The exhibition which will be held in Milan aims to document this captivating journey: from the symbolic items of mass consumerism to the portraits of the star system of the 1960s; from the Ladies & Gentlemen series of the 1970s, dedicated to drag queens, transvestites representing marginalization par excellence and considered as stars just like Marilyn was, to the 1980s, in which his relationship with the sacred prevailed: as a practicing Catholic, the sacred had actually permeated him during all his life.
Nearly the whole exhibition include unique works such as canvases, silk- screen printings, cotton and paper, as well as drawings, photographs, original records, T-shirts, the Commodore Amiga 2000 computer with its digital illustrations (the first NFTs in history), the BMW Art Car painted by Warhol along with the video of its realization, a faithful reconstruction of the first Factory, and a multimedia section with screening to be viewed with special three-dimensional goggles.
Andy Warhol died in 1987 after a gallbladder surgery.
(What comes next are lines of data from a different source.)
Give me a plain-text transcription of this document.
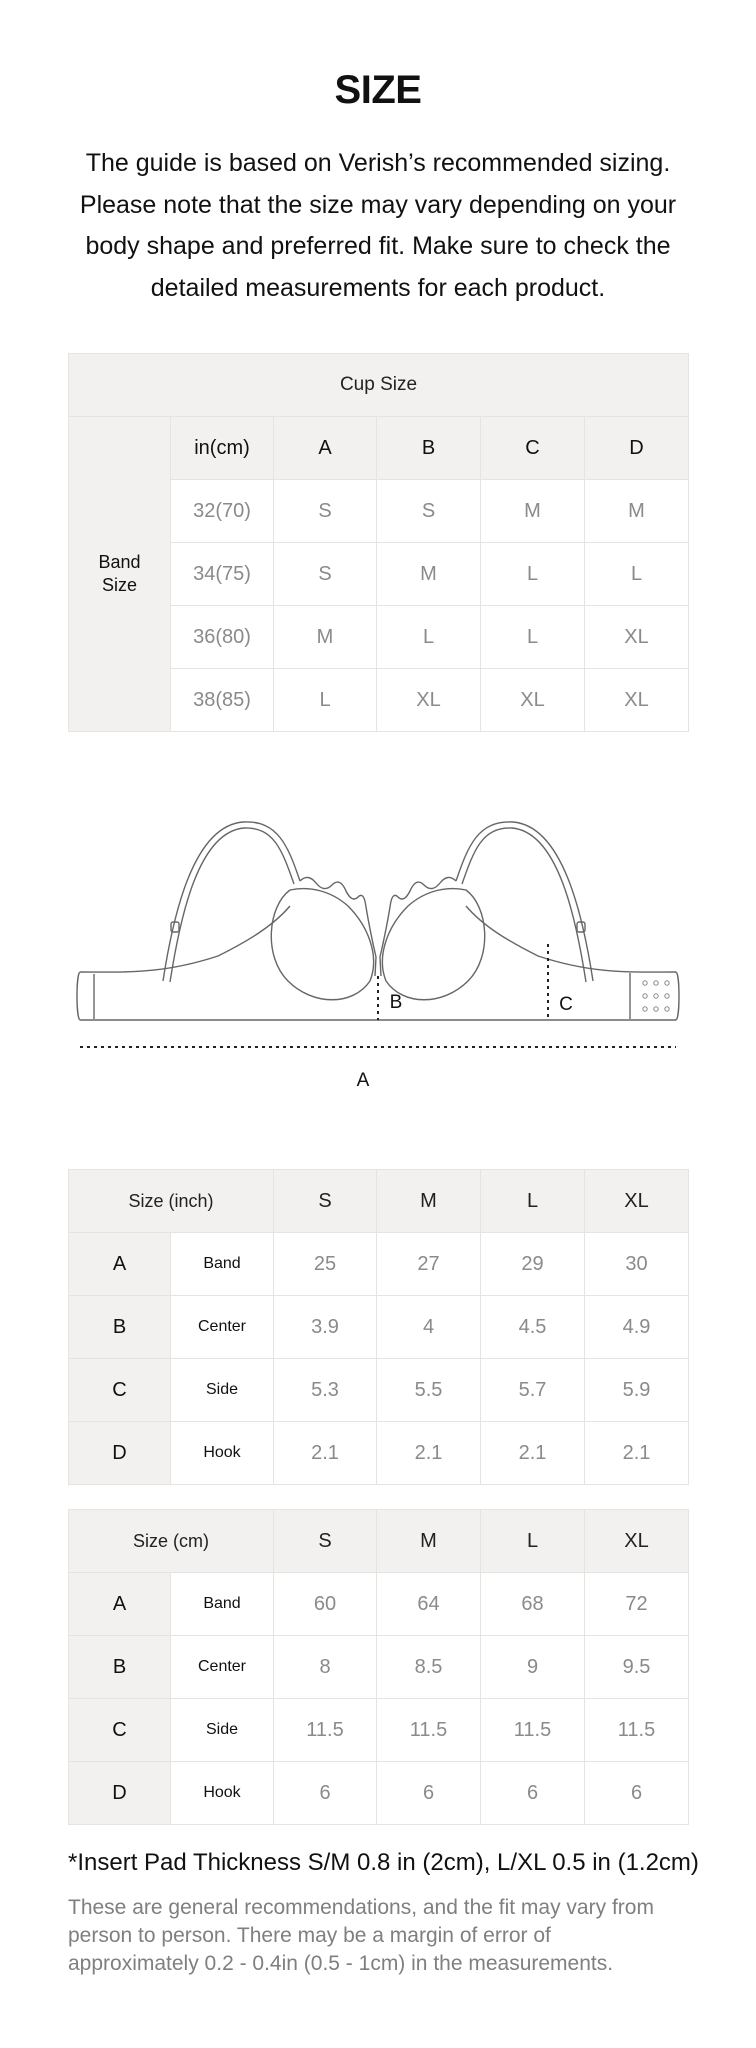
SIZE
The guide is based on Verish’s recommended sizing. Please note that the size may vary depending on your body shape and preferred fit. Make sure to check the detailed measurements for each product.
Cup Size					
Band Size	in(cm)	A	B	C	D
	32(70)	S	S	M	M
	34(75)	S	M	L	L
	36(80)	M	L	L	XL
	38(85)	L	XL	XL	XL
B	C
A
Size (inch)		S	M	L	XL
A	Band	25	27	29	30
B	Center	3.9	4	4.5	4.9
C	Side	5.3	5.5	5.7	5.9
D	Hook	2.1	2.1	2.1	2.1
Size (cm)		S	M	L	XL
A	Band	60	64	68	72
B	Center	8	8.5	9	9.5
C	Side	11.5	11.5	11.5	11.5
D	Hook	6	6	6	6
*Insert Pad Thickness S/M 0.8 in (2cm), L/XL 0.5 in (1.2cm)
These are general recommendations, and the fit may vary from person to person. There may be a margin of error of approximately 0.2 - 0.4in (0.5 - 1cm) in the measurements.
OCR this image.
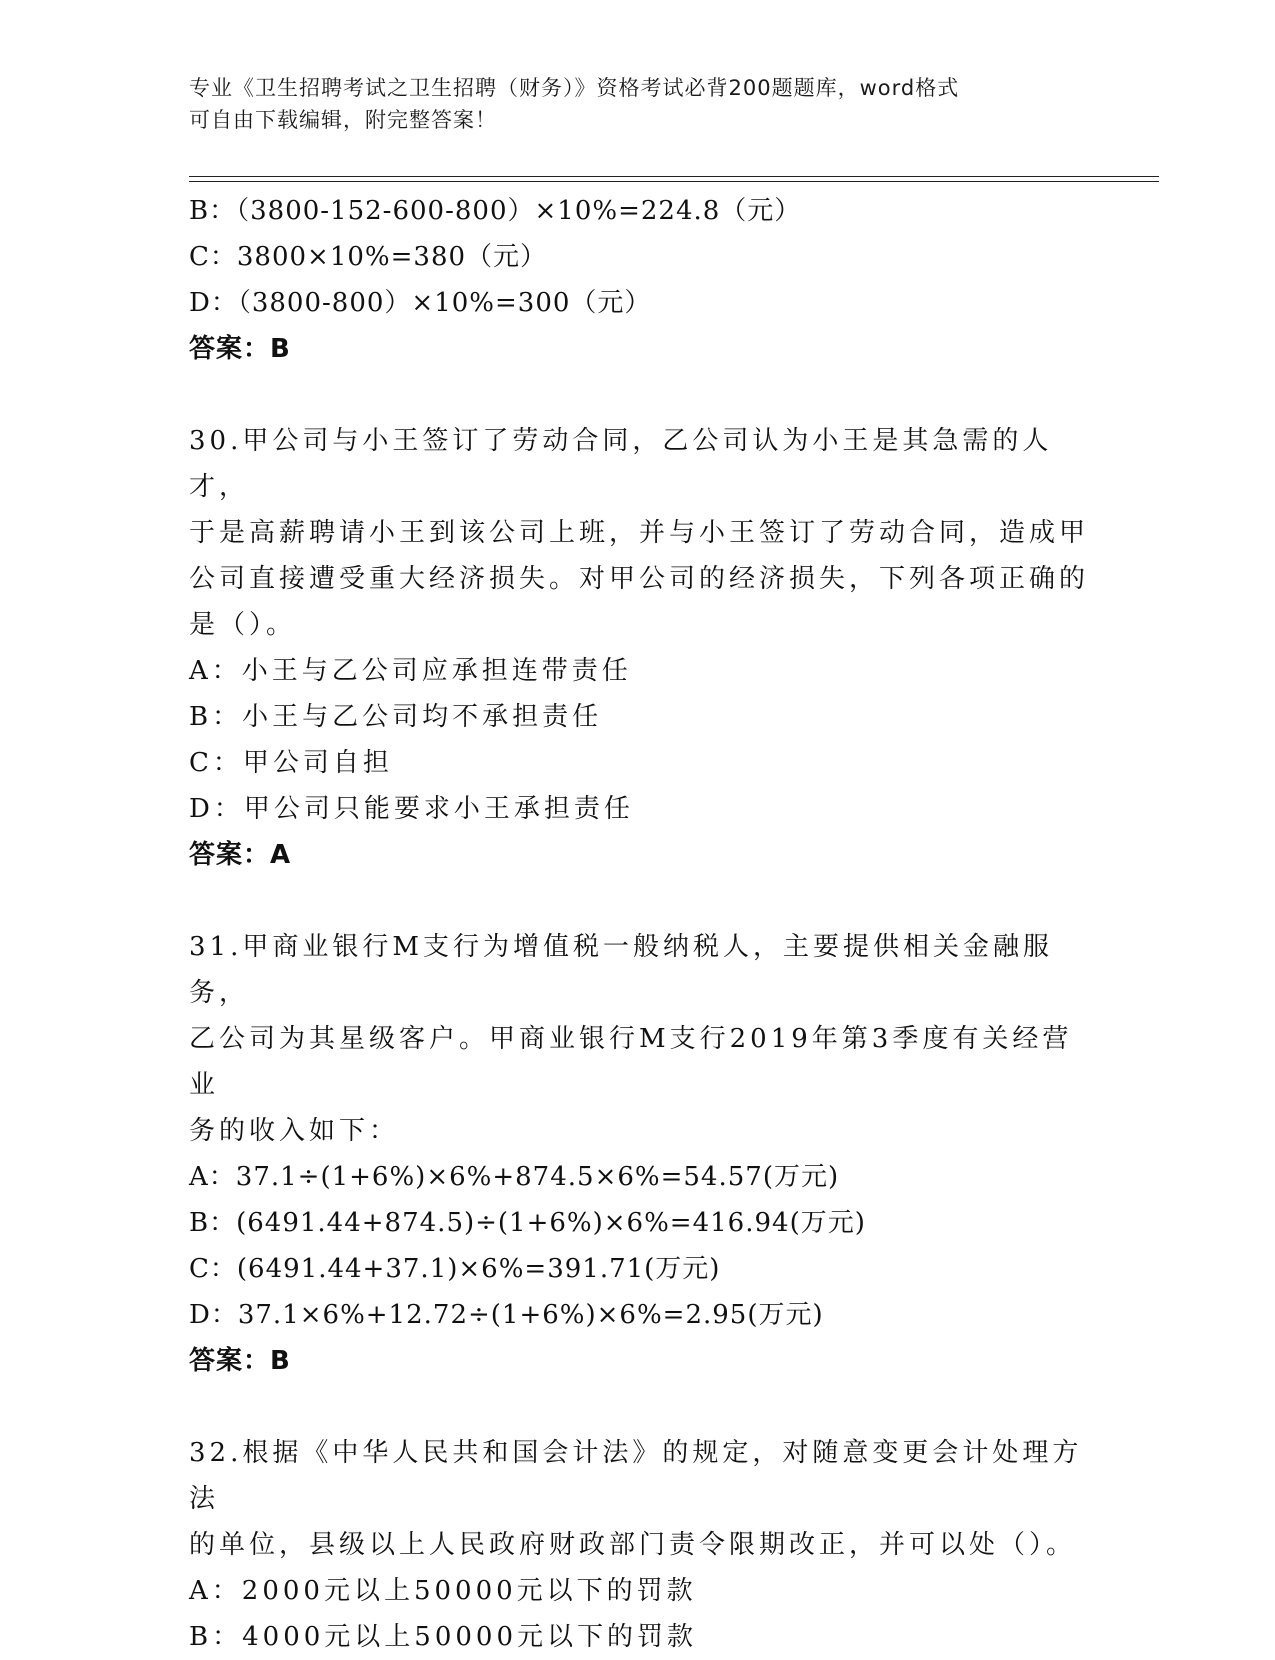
专业《卫生招聘考试之卫生招聘（财务）》资格考试必背200题题库，word格式
可自由下载编辑，附完整答案！
B：（3800-152-600-800）×10%=224.8（元）
C：3800×10%=380（元）
D：（3800-800）×10%=300（元）
答案：B
30.甲公司与小王签订了劳动合同，乙公司认为小王是其急需的人才，
于是高薪聘请小王到该公司上班，并与小王签订了劳动合同，造成甲
公司直接遭受重大经济损失。对甲公司的经济损失，下列各项正确的
是（）。
A：小王与乙公司应承担连带责任
B：小王与乙公司均不承担责任
C：甲公司自担
D：甲公司只能要求小王承担责任
答案：A
31.甲商业银行M支行为增值税一般纳税人，主要提供相关金融服务，
乙公司为其星级客户。甲商业银行M支行2019年第3季度有关经营业
务的收入如下：
A：37.1÷(1+6%)×6%+874.5×6%=54.57(万元)
B：(6491.44+874.5)÷(1+6%)×6%=416.94(万元)
C：(6491.44+37.1)×6%=391.71(万元)
D：37.1×6%+12.72÷(1+6%)×6%=2.95(万元)
答案：B
32.根据《中华人民共和国会计法》的规定，对随意变更会计处理方法
的单位，县级以上人民政府财政部门责令限期改正，并可以处（）。
A：2000元以上50000元以下的罚款
B：4000元以上50000元以下的罚款
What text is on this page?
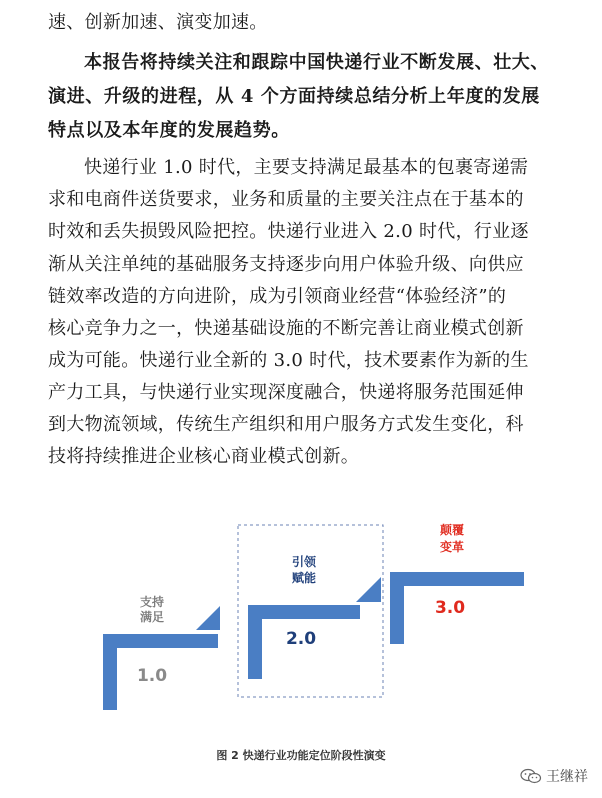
速、创新加速、演变加速。
本报告将持续关注和跟踪中国快递行业不断发展、壮大、
演进、升级的进程，从 4 个方面持续总结分析上年度的发展
特点以及本年度的发展趋势。
快递行业 1.0 时代，主要支持满足最基本的包裹寄递需
求和电商件送货要求，业务和质量的主要关注点在于基本的
时效和丢失损毁风险把控。快递行业进入 2.0 时代，行业逐
渐从关注单纯的基础服务支持逐步向用户体验升级、向供应
链效率改造的方向进阶，成为引领商业经营“体验经济”的
核心竞争力之一，快递基础设施的不断完善让商业模式创新
成为可能。快递行业全新的 3.0 时代，技术要素作为新的生
产力工具，与快递行业实现深度融合，快递将服务范围延伸
到大物流领域，传统生产组织和用户服务方式发生变化，科
技将持续推进企业核心商业模式创新。
支持
满足
1.0
引领
赋能
2.0
颠覆
变革
3.0
图 2 快递行业功能定位阶段性演变
王继祥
Nowadays, his icons, characters, and subjects are reproduced everywhere, all over the world, on clothes, pencils, posters, plates, and backpacks. He was a precursor of social networks and globalization of the 2000s, changing the history of art forever, and he is still highly topical and beloved by a broad audience.
The exhibition is an unmissable opportunity to enjoy his unique, bold, innovative art overflowing with ideas.